Today, EU-IPFF is present at the ELF World Village to share the key messages of the campaign on the importance of early and accurate diagnosis.

 ***

About the European Idiopathic Pulmonary Fibrosis & Related Disorders Federation (EU-IPFF)

 EU-IPFF is made up of 14 patient organisations from ten European countries and is the first such pan-European organisation. Its mission is to serve as the trusted resource for the IPF community by raising awareness, providing disease education, advancing care, and funding research. EU-IPFF collaborates with physicians, medical organisations, people with IPF, caregivers and policy-makers throughout Europe.
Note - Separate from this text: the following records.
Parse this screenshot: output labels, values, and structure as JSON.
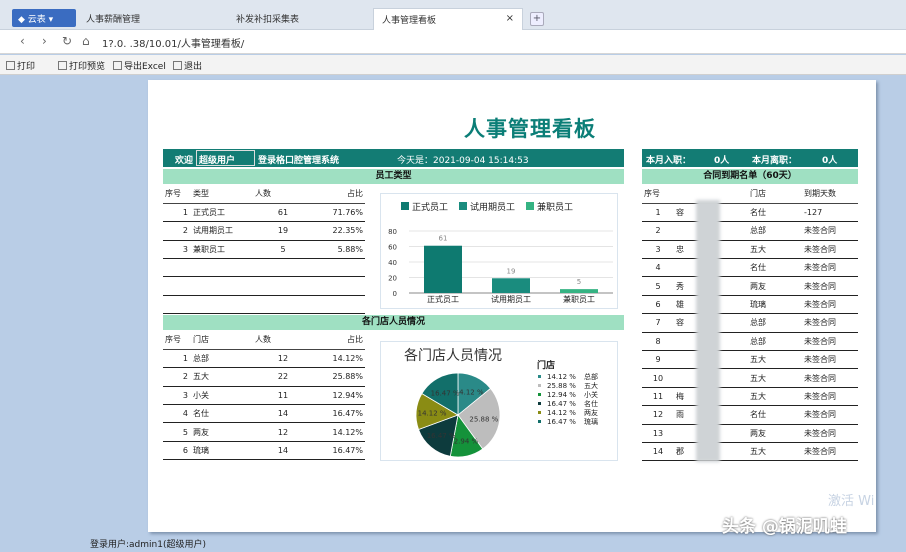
{
  "tabs": {
    "app": "云表",
    "t1": "人事薪酬管理",
    "t2": "补发补扣采集表",
    "t3": "人事管理看板",
    "close": "×",
    "new": "+"
  },
  "address": {
    "url": "1?.0.  .38/10.01/人事管理看板/"
  },
  "toolbar": {
    "print": "打印",
    "preview": "打印预览",
    "export": "导出Excel",
    "exit": "退出"
  },
  "report": {
    "title": "人事管理看板",
    "welcome_label": "欢迎",
    "user": "超级用户",
    "system": "登录格口腔管理系统",
    "today": "今天是：2021-09-04 15:14:53",
    "month_join_label": "本月入职：",
    "month_join": "0人",
    "month_leave_label": "本月离职：",
    "month_leave": "0人"
  },
  "employee_types": {
    "header": "员工类型",
    "columns": [
      "序号",
      "类型",
      "人数",
      "占比"
    ],
    "rows": [
      [
        "1",
        "正式员工",
        "61",
        "71.76%"
      ],
      [
        "2",
        "试用期员工",
        "19",
        "22.35%"
      ],
      [
        "3",
        "兼职员工",
        "5",
        "5.88%"
      ]
    ]
  },
  "stores": {
    "header": "各门店人员情况",
    "columns": [
      "序号",
      "门店",
      "人数",
      "占比"
    ],
    "rows": [
      [
        "1",
        "总部",
        "12",
        "14.12%"
      ],
      [
        "2",
        "五大",
        "22",
        "25.88%"
      ],
      [
        "3",
        "小关",
        "11",
        "12.94%"
      ],
      [
        "4",
        "名仕",
        "14",
        "16.47%"
      ],
      [
        "5",
        "两友",
        "12",
        "14.12%"
      ],
      [
        "6",
        "琉璃",
        "14",
        "16.47%"
      ]
    ]
  },
  "contracts": {
    "header": "合同到期名单（60天）",
    "columns": [
      "序号",
      "",
      "门店",
      "到期天数"
    ],
    "rows": [
      [
        "1",
        "容",
        "名仕",
        "-127"
      ],
      [
        "2",
        "",
        "总部",
        "未签合同"
      ],
      [
        "3",
        "忠",
        "五大",
        "未签合同"
      ],
      [
        "4",
        "",
        "名仕",
        "未签合同"
      ],
      [
        "5",
        "秀",
        "两友",
        "未签合同"
      ],
      [
        "6",
        "雄",
        "琉璃",
        "未签合同"
      ],
      [
        "7",
        "容",
        "总部",
        "未签合同"
      ],
      [
        "8",
        "",
        "总部",
        "未签合同"
      ],
      [
        "9",
        "",
        "五大",
        "未签合同"
      ],
      [
        "10",
        "",
        "五大",
        "未签合同"
      ],
      [
        "11",
        "梅",
        "五大",
        "未签合同"
      ],
      [
        "12",
        "雨",
        "名仕",
        "未签合同"
      ],
      [
        "13",
        "",
        "两友",
        "未签合同"
      ],
      [
        "14",
        "郡",
        "五大",
        "未签合同"
      ]
    ]
  },
  "chart_data": [
    {
      "type": "bar",
      "categories": [
        "正式员工",
        "试用期员工",
        "兼职员工"
      ],
      "series": [
        {
          "name": "正式员工",
          "values": [
            61,
            null,
            null
          ],
          "color": "#0e7a70"
        },
        {
          "name": "试用期员工",
          "values": [
            null,
            19,
            null
          ],
          "color": "#1a8c7e"
        },
        {
          "name": "兼职员工",
          "values": [
            null,
            null,
            5
          ],
          "color": "#35b383"
        }
      ],
      "values": [
        61,
        19,
        5
      ],
      "ylim": [
        0,
        80
      ],
      "yticks": [
        "80",
        "60",
        "40",
        "20",
        "0"
      ],
      "grid": true,
      "legend": "top"
    },
    {
      "type": "pie",
      "title": "各门店人员情况",
      "labels": [
        "总部",
        "五大",
        "小关",
        "名仕",
        "两友",
        "琉璃"
      ],
      "values": [
        14.12,
        25.88,
        12.94,
        16.47,
        14.12,
        16.47
      ],
      "slice_labels": [
        "14.12 %",
        "25.88 %",
        "12.94 %",
        "16.47 %",
        "14.12 %",
        "16.47 %"
      ],
      "colors": [
        "#2a8a88",
        "#bdbdbd",
        "#14923a",
        "#0d3b3d",
        "#8a8c14",
        "#126f6a"
      ],
      "legend_title": "门店",
      "legend": "right"
    }
  ],
  "footer": {
    "status": "登录用户:admin1(超级用户)",
    "watermark": "头条 @锅泥叽蛙",
    "activate": "激活 Wi"
  }
}
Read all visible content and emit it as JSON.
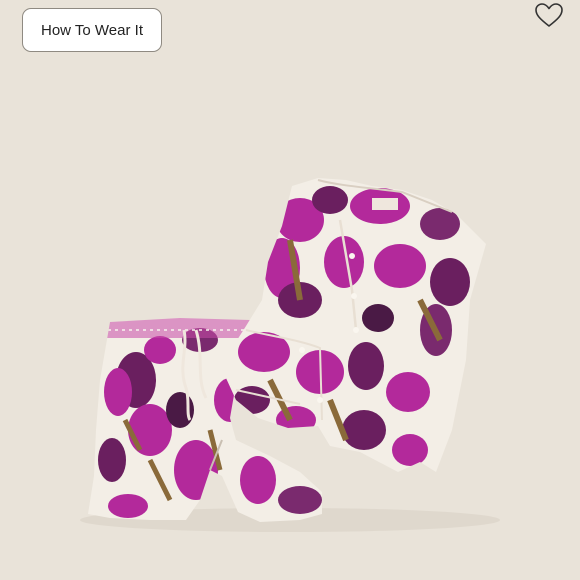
{
  "header": {
    "how_to_wear_label": "How To Wear It"
  },
  "icons": {
    "favorite": "heart-outline-icon"
  },
  "product_image": {
    "description_icon": "pajama-set-image",
    "colors": {
      "background": "#e9e3d9",
      "fabric_base": "#f3eee6",
      "print_magenta": "#b3299b",
      "print_purple": "#6a1f5f",
      "print_brown": "#8a6a3a"
    }
  }
}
EU-IPFF aims to defend the interests of IPF patients in Europe, by fighting for equal access to treatment and information and ensuring exchange of information between national patient groups. For further information, please visit www.eu-ipff.org

 

About Idiopathic Pulmonary Fibrosis

Idiopathic Pulmonary Fibrosis (IPF) is a rare, long-term, progressive disease that affects the fragile tissue in the lungs. It leads to a gradual, persistent decline in lung function.[1] IPF typically occurs in people who are more than 45 years of age, and the average patient age is 65.[2] The disease is more common in men than women.[3] About 110,000 people in Europe have IPF, and 35,000 new patients are diagnosed each year.[4] The disease is irreversible, and without treatment, half of IPF patients will die within 2-5 years of diagnosis.[5]

 

The EU-IPFF receives sponsorship from Boehringer Ingelheim and Roche. 

 

Media Contact

For media inquiries please contact:

Marina Sardone

secretariat@eu-ipff.org

 

 

[1] L. Nalysnyk, J. Cid-Ruzafa and P. Rotella, “Incidence and prevalence of idiopathic pulmonary fibrosis: review of the literature,” Eur Respir Rev, vol. 21, no. 126, pp. 355-361, 2012.
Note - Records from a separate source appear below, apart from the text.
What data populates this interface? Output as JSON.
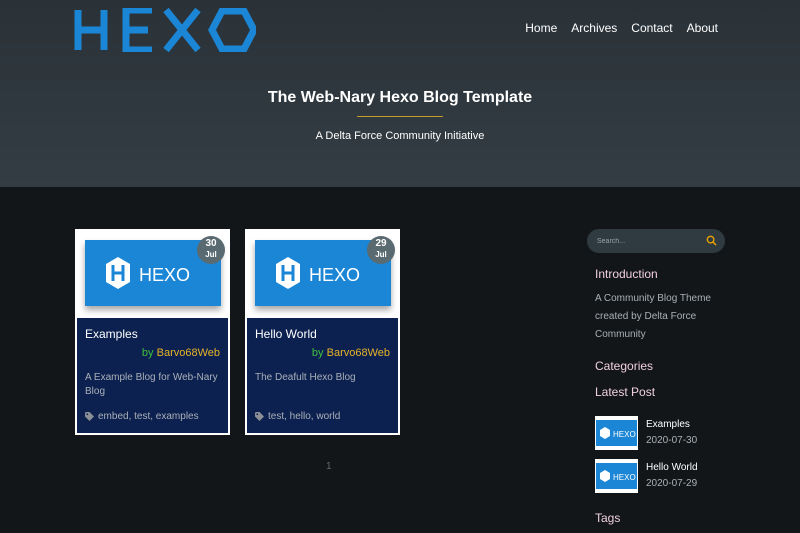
{
  "brand": {
    "logo_text": "HEXO",
    "logo_color": "#1b86d6"
  },
  "nav": {
    "items": [
      "Home",
      "Archives",
      "Contact",
      "About"
    ]
  },
  "hero": {
    "title": "The Web-Nary Hexo Blog Template",
    "subtitle": "A Delta Force Community Initiative",
    "accent": "#c59a28"
  },
  "posts": [
    {
      "title": "Examples",
      "author_prefix": "by",
      "author": "Barvo68Web",
      "day": "30",
      "month": "Jul",
      "description": "A Example Blog for Web-Nary Blog",
      "tags": "embed, test, examples",
      "image_text": "HEXO"
    },
    {
      "title": "Hello World",
      "author_prefix": "by",
      "author": "Barvo68Web",
      "day": "29",
      "month": "Jul",
      "description": "The Deafult Hexo Blog",
      "tags": "test, hello, world",
      "image_text": "HEXO"
    }
  ],
  "pagination": {
    "current": "1"
  },
  "sidebar": {
    "search_placeholder": "Search...",
    "intro_heading": "Introduction",
    "intro_text": "A Community Blog Theme created by Delta Force Community",
    "categories_heading": "Categories",
    "latest_heading": "Latest Post",
    "latest": [
      {
        "title": "Examples",
        "date": "2020-07-30",
        "image_text": "HEXO"
      },
      {
        "title": "Hello World",
        "date": "2020-07-29",
        "image_text": "HEXO"
      }
    ],
    "tags_heading": "Tags"
  },
  "colors": {
    "card_bg": "#0c2150",
    "author_link": "#e8b327",
    "author_prefix": "#3fbf3f",
    "search_icon": "#e8a300"
  }
}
[2] J. Cordier and V. Cottin, “Neglected evidence in idiopathic pulmonary fibrosis: from history to earlier diagnosis,” Eur Respir J, vol. 42, p. 916–923, 2013.

[3] E. Meltzer and P. Noble, “Idiopathic pulmonary fibrosis,” Orphanet, March 2008. [Online]. Available: http://www.orpha.net/consor/cgi-bin/Disease_Search.php?lng=EN& data_id=7029&Disease_Disease_Search_diseaseGroup=Idiopathic-pulmonary-fibrosis& Disease_Disease_Search_diseaseType=Pat&Disease(s)/. [Accessed 13 April 2017].

[4] IPF World, “European IPF Charter,” [Online]. Available: http://www.ipfcharter.org/. [Accessed 21 July 2015].

[5] B. Ley, C. Ryerson and E. Vittinghoff, “A multidimensional index and staging system for idiopathic pulmonary fibrosis,” Ann Intern Med, vol. 156, no. 10, pp. 684-691, 2012.